Cleanest school to be named in November

National 2 minutes, 59 seconds


THE Ministry of Education will award winners of the first nationwide school cleanliness competition in November.

Over 115 primary and 37 secondary public schools are competing in the contest.

In a recent interview, Director of Schools Datin Dr Hjh Asmah Hj Morni said the results of the competition would be announced in November to ensure schools are able to sustain their cleanliness until end of the year.

Conducted by the department’s Health Promotion Unit, the competition would be divided into seven categories, including for schools in interior areas.

“Every school differ from one another, you cannot pair an urban school and a remote rural school to compete against each other,” Datin Dr Hjh Asmah said.

Although specific prizes were not confirmed, she said cash money was not likely and cleaning equipment such as water jets may be awarded instead.

She went on to day that the contest was organised as part of the National Schools Cleaning Carnival, and to mark 100 years of formal education in the sultanate.

The director-general said the carnival and competition were hoped to create a conducive environment that stimulates effective teaching and learning.

“Once this environment is established, the teachers can focus on teaching and students on learning, rather than worrying on how unclean the school is,” she said.

However, she acknowledged that cleaning itself requires time.

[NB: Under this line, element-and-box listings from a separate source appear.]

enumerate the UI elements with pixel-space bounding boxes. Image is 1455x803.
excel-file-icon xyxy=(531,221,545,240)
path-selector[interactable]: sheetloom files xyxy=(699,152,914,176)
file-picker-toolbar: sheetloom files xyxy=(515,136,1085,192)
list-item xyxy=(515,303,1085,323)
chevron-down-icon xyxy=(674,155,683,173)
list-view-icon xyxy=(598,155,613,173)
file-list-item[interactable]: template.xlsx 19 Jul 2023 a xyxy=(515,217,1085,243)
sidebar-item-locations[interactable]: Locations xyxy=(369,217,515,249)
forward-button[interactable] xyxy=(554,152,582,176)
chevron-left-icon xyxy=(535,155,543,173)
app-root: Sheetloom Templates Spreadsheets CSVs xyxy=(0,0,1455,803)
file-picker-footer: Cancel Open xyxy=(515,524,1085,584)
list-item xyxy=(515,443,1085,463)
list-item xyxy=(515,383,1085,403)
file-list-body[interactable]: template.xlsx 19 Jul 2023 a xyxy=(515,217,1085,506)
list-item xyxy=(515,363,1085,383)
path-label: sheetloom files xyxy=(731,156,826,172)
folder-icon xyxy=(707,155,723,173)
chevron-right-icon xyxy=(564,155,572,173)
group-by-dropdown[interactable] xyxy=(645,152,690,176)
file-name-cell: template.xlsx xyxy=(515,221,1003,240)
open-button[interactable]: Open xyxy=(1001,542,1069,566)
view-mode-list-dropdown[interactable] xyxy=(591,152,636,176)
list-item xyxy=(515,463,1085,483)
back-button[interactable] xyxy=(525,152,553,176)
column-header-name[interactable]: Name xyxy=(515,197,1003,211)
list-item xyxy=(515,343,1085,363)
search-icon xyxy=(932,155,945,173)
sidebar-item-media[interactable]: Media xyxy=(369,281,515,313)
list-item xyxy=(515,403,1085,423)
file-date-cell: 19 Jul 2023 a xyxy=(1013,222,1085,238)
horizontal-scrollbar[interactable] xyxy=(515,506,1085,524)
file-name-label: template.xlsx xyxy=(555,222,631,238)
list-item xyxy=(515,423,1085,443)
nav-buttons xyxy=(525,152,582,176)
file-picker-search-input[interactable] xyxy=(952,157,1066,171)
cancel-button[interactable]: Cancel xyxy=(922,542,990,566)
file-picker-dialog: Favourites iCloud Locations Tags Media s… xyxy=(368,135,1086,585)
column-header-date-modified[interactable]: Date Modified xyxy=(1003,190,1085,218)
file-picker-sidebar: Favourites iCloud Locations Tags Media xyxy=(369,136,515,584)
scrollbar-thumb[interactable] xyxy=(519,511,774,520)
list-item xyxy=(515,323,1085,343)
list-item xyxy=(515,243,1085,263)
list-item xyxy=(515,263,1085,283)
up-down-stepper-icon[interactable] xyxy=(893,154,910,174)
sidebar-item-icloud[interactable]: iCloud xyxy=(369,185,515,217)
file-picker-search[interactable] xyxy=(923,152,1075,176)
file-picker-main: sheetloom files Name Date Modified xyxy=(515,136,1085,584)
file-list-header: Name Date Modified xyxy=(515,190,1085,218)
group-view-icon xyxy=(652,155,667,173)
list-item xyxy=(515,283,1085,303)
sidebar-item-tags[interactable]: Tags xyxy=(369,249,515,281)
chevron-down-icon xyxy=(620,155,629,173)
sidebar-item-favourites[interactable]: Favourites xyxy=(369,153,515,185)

“I always remind principals to make sure their school is clean but if you don’t enable them the time to clean up – then how can they?” she said.

“Some teachers work so much and by the time they reach their table, finish their marking, they would be too tired at the end of the day,” she added.

Early this June, Datin Dr Hjh Asmah sent a memo for all schools to hold a cleaning carnival before the holidays.

She said the carnival’s reception was promising, as principals from various schools sent photos to her on how much their schools had done.

In some schools, they cleaned prayer hall carpets, used water jets, and cut overgrown tree branches.

Based on what she saw, she said it is possible for schools to clean up provided that time is given.

The director said there lingered a mindset among some parents who do not value cleanliness activities, adding that they send their children to school to study and not clean.

“But to me, cleaning is part of the curriculum and I don’t see it as a waste of time,” she said.

“Education is very dynamic and learning comes in different forms, for example, there’s teamwork, problem-solving and how to clean up and communicate with one another.

“It’s already there, embedded in these activities are all these social development and I know learning takes place because they also learn about a culture of cleanliness,” she added.

Asked whether cleanliness correlates with academic achievement, the director-general said cleanliness was merely one of the factors.

“That’s the beauty of education, it’s dynamic, unpredictable and you cannot improve education by just a linear process – it must be a simultaneous process,” she said.

“You cannot depend on cleanliness itself; parents’ involvement, students’ initiative and how much support teachers are given – all these variables help towards increasing students’ results.”

She further said school clean-ups should not only begin when there’s a visit from His Majesty the Sultan and Yang Di-Pertuan of Brunei Darussalam or any high-level visit.

“I hope the competition can encourage schools to always be clean – and when you’re already clean then you need not worry about last minute clean-ups,” she said.